This week marks the five-year anniversary since my dad left this world and turned into my angel. There isn’t a day that goes by that I don’t think of him, wishing he were still here for love and guidance, and regretting the many times that we did not connect and that I did not appreciate the amazing gift that was my father.
I don’t know about how it is for others who have lost loved ones, but for me it’s not the big things that I hold on to, but the small moments and memories that constantly flash through my mind…
My dad eating a chocolate cake with a knife rather than fork. That way every sliver is like the first bite.
Family ice skating on Sunday mornings. I remember his gentle pacing as I learned to cross one leg over the other to make a turn at the end of the rink. I was never a great skater, but I became good enough to play club ice hockey in college, and the rhythms of the movements of skating remain a source of peace for me.
Have no ego when you drive, and always leave plenty of space between you and the car in front of you. If someone wants to cut you off, let them. It’s not worth it.
When I sign checks at the office, I draw a big happy face or a giant red bow on the statement part of the checks. Why? Because Dad always wrote a jolly HELLO! on his checks. He said it gave people a smile when they opened the envelope.
More small details…
Never have a photo facing off the page—you want the eye leading into the words, not away from them…Don’t say “very unique.” Unique by definition is unique and needs no modifier.

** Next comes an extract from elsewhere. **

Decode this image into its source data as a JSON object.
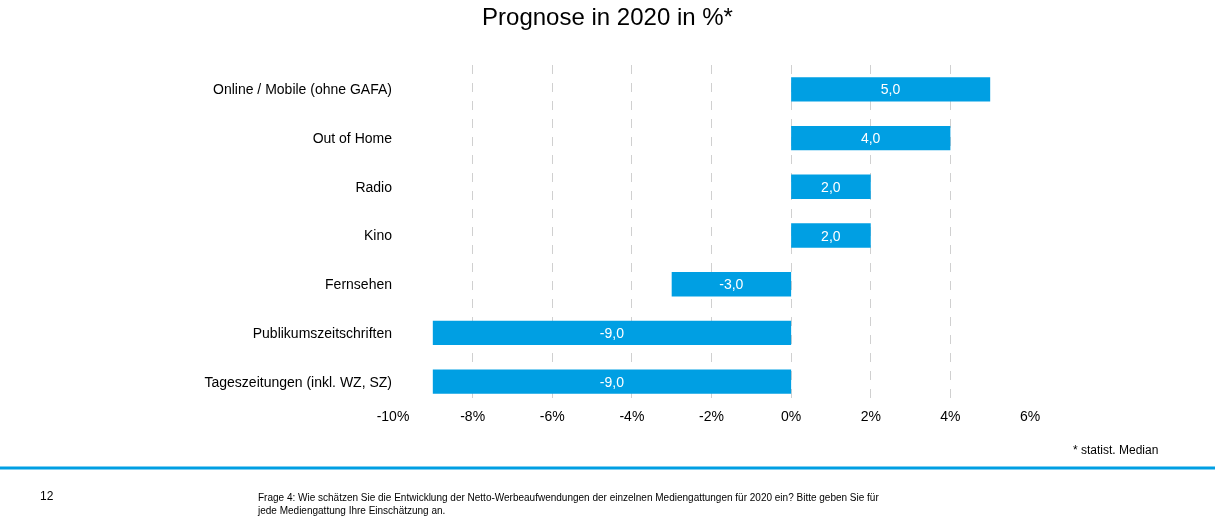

When you make a decision, be decisive. Plan carefully. Research deeply. Talk to every wise person you can think of…and then decide and move forward.
Every day there are reminders of him, and in his absence, there are new lessons that are learned and new avenues to explore, independent of his input.
It’s incredible to see the woman that my mom became when, for the first time in 80+ years, she was free to do what she wanted to do, to be more than a mother and supportive wife. Not that she wasn’t her own version of a powerhouse, but with Dad’s departure, she was free to redefine herself, pursue her interests and spend time with her friends.
Children step into new roles as they fill voids left behind. Who will be the planner of family gatherings…and who will make those big decisions? Who will carve the turkey?
I never would have imagined the roles that I would have had to step into in my father’s absence, nor would I have realized the many lessons that had silently been absorbed into my body and soul and which were then called upon as situations arose. There was a very funny line from the 80’s sitcom My Two Dads when Paul Reiser wags his finger in conversation, pauses, looks down and then says, “When did I grow my mother’s finger?”
When did I grow my father’s insights?
This is the cycle of life. We learn from those in our lives—parents, grandparents, friends, siblings—and then when they are gone, we apply what we have learned to complete our own evolution and growth. Suddenly there are new powers and skills that had previously been silent waiting to be called upon.
As I look forward, what are the skills and lessons being absorbed by those around me? What small moments of magic? What pearls of wisdom? What cringeworthy mistakes that should never be repeated?
I don’t live my life focused on what “they” will remember when I’m gone. But I do live every day choosing my words and behaviors carefully, knowing that they are making an impact. I’m hoping that it’s a positive one.